Attempts to scrutinize the contract dollars were apparently stifled within the Haitian government.
For example, in 2012, then-Prime Minister Garry Conille stepped down amid tensions with the country's president — some of which stemmed from the fact that Conille had called for an audit of earthquake relief contracts.
The State Department and the Clinton Foundation even teamed up in Haiti.
In one case, the two worked to build a sprawling industrial park in northern Haiti that was projected to create 60,000 new jobs.
Bill and Hillary Clinton both attended the grand opening of Caracol Industrial Park in October 2012, touting the project as a major success.
Secretary of State Hillary Clinton meets with Haitian President Michel Martelly at the Caracol Industrial Park in Haiti on Oct. 22, 2012.
Sean Penn (left), Ben Stiller (far right) and other celebrities attend the Caracol Industrial Park grand opening ceremony. (AP Photos)
Sean Penn and Ben Stiller were among the celebrities who attended the Caracol park's opening.
But a year after its opening, the Caracol park was home to just 1,500 jobs — a far cry from the projected 60,000.

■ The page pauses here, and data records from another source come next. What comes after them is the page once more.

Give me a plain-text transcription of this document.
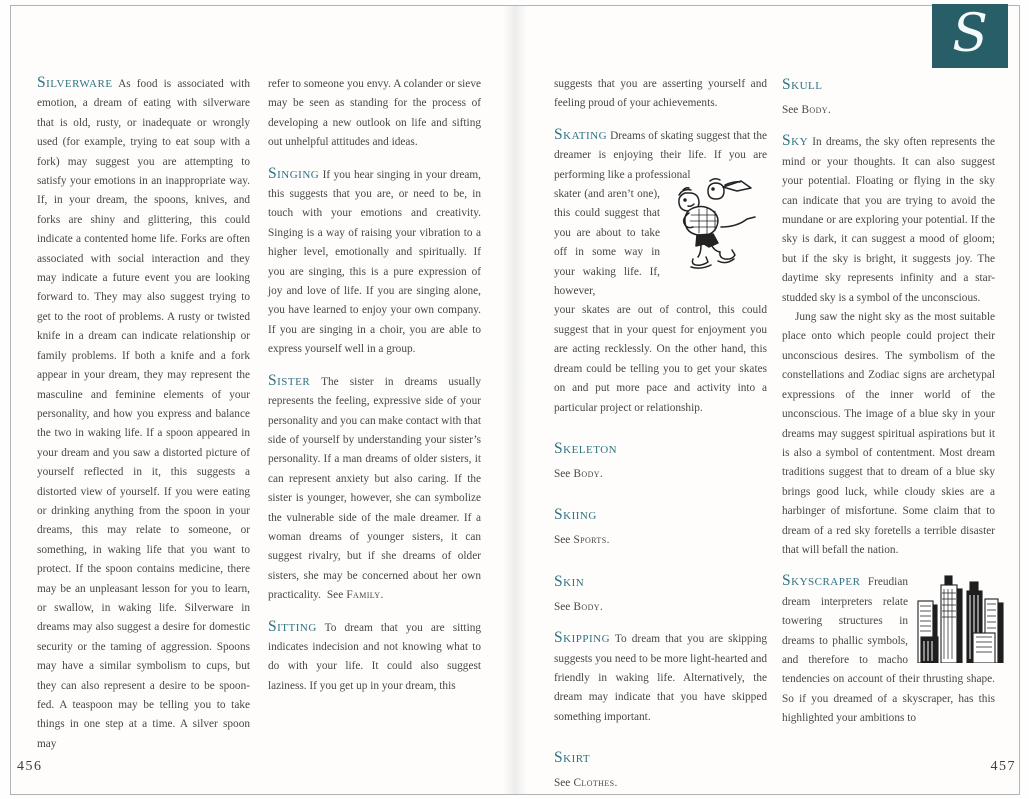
S

Silverware As food is associated with emotion, a dream of eating with silverware that is old, rusty, or inadequate or wrongly used (for example, trying to eat soup with a fork) may suggest you are attempting to satisfy your emotions in an inappropriate way. If, in your dream, the spoons, knives, and forks are shiny and glittering, this could indicate a contented home life. Forks are often associated with social interaction and they may indicate a future event you are looking forward to. They may also suggest trying to get to the root of problems. A rusty or twisted knife in a dream can indicate relationship or family problems. If both a knife and a fork appear in your dream, they may represent the masculine and feminine elements of your personality, and how you express and balance the two in waking life. If a spoon appeared in your dream and you saw a distorted picture of yourself reflected in it, this suggests a distorted view of yourself. If you were eating or drinking anything from the spoon in your dreams, this may relate to someone, or something, in waking life that you want to protect. If the spoon contains medicine, there may be an unpleasant lesson for you to learn, or swallow, in waking life. Silverware in dreams may also suggest a desire for domestic security or the taming of aggression. Spoons may have a similar symbolism to cups, but they can also represent a desire to be spoon-fed. A teaspoon may be telling you to take things in one step at a time. A silver spoon may

refer to someone you envy. A colander or sieve may be seen as standing for the process of developing a new outlook on life and sifting out unhelpful attitudes and ideas.

Singing If you hear singing in your dream, this suggests that you are, or need to be, in touch with your emotions and creativity. Singing is a way of raising your vibration to a higher level, emotionally and spiritually. If you are singing, this is a pure expression of joy and love of life. If you are singing alone, you have learned to enjoy your own company. If you are singing in a choir, you are able to express yourself well in a group.

Sister The sister in dreams usually represents the feeling, expressive side of your personality and you can make contact with that side of yourself by understanding your sister’s personality. If a man dreams of older sisters, it can represent anxiety but also caring. If the sister is younger, however, she can symbolize the vulnerable side of the male dreamer. If a woman dreams of younger sisters, it can suggest rivalry, but if she dreams of older sisters, she may be concerned about her own practicality. See Family.

Sitting To dream that you are sitting indicates indecision and not knowing what to do with your life. It could also suggest laziness. If you get up in your dream, this

suggests that you are asserting yourself and feeling proud of your achievements.

Skating Dreams of skating suggest that the dreamer is enjoying their life. If you are performing like a professional

skater (and aren’t one), this could suggest that you are about to take off in some way in your waking life. If, however,

your skates are out of control, this could suggest that in your quest for enjoyment you are acting recklessly. On the other hand, this dream could be telling you to get your skates on and put more pace and activity into a particular project or relationship.

Skeleton
See Body.
Skiing
See Sports.
Skin
See Body.

Skipping To dream that you are skipping suggests you need to be more light-hearted and friendly in waking life. Alternatively, the dream may indicate that you have skipped something important.

Skirt
See Clothes.
Skull
See Body.

Sky In dreams, the sky often represents the mind or your thoughts. It can also suggest your potential. Floating or flying in the sky can indicate that you are trying to avoid the mundane or are exploring your potential. If the sky is dark, it can suggest a mood of gloom; but if the sky is bright, it suggests joy. The daytime sky represents infinity and a star-studded sky is a symbol of the unconscious.

Jung saw the night sky as the most suitable place onto which people could project their unconscious desires. The symbolism of the constellations and Zodiac signs are archetypal expressions of the inner world of the unconscious. The image of a blue sky in your dreams may suggest spiritual aspirations but it is also a symbol of contentment. Most dream traditions suggest that to dream of a blue sky brings good luck, while cloudy skies are a harbinger of misfortune. Some claim that to dream of a red sky foretells a terrible disaster that will befall the nation.

Skyscraper Freudian dream interpreters relate towering structures in dreams to phallic symbols, and therefore to macho tendencies on account of their thrusting shape. So if you dreamed of a skyscraper, has this highlighted your ambitions to

456	457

"Hundreds of smallholder farmers were coaxed into giving up more than 600 acres of land for the complex, yet nearly 95 percent of that land remains unused," said an Al Jazeera report in September 2013 of the ambitious industrial park.
Clinton's USAID also planned to build housing projects near the park, setting out to construct 15,000 homes for impoverished Haitians.
Skyrocketing costs and poor management led the agency to scale back its target from 15,000 homes to just 2,649.
For example, while USAID originally projected each taxpayer-funded house would cost $8,000, a Government Accountability Office report later found each house actually cost more than $23,000.
The USAID inspector general acknowledged an investigation into the Caracol housing project after locals complained about the poorly-constructed homes, according to the Center for Economic and Policy Research.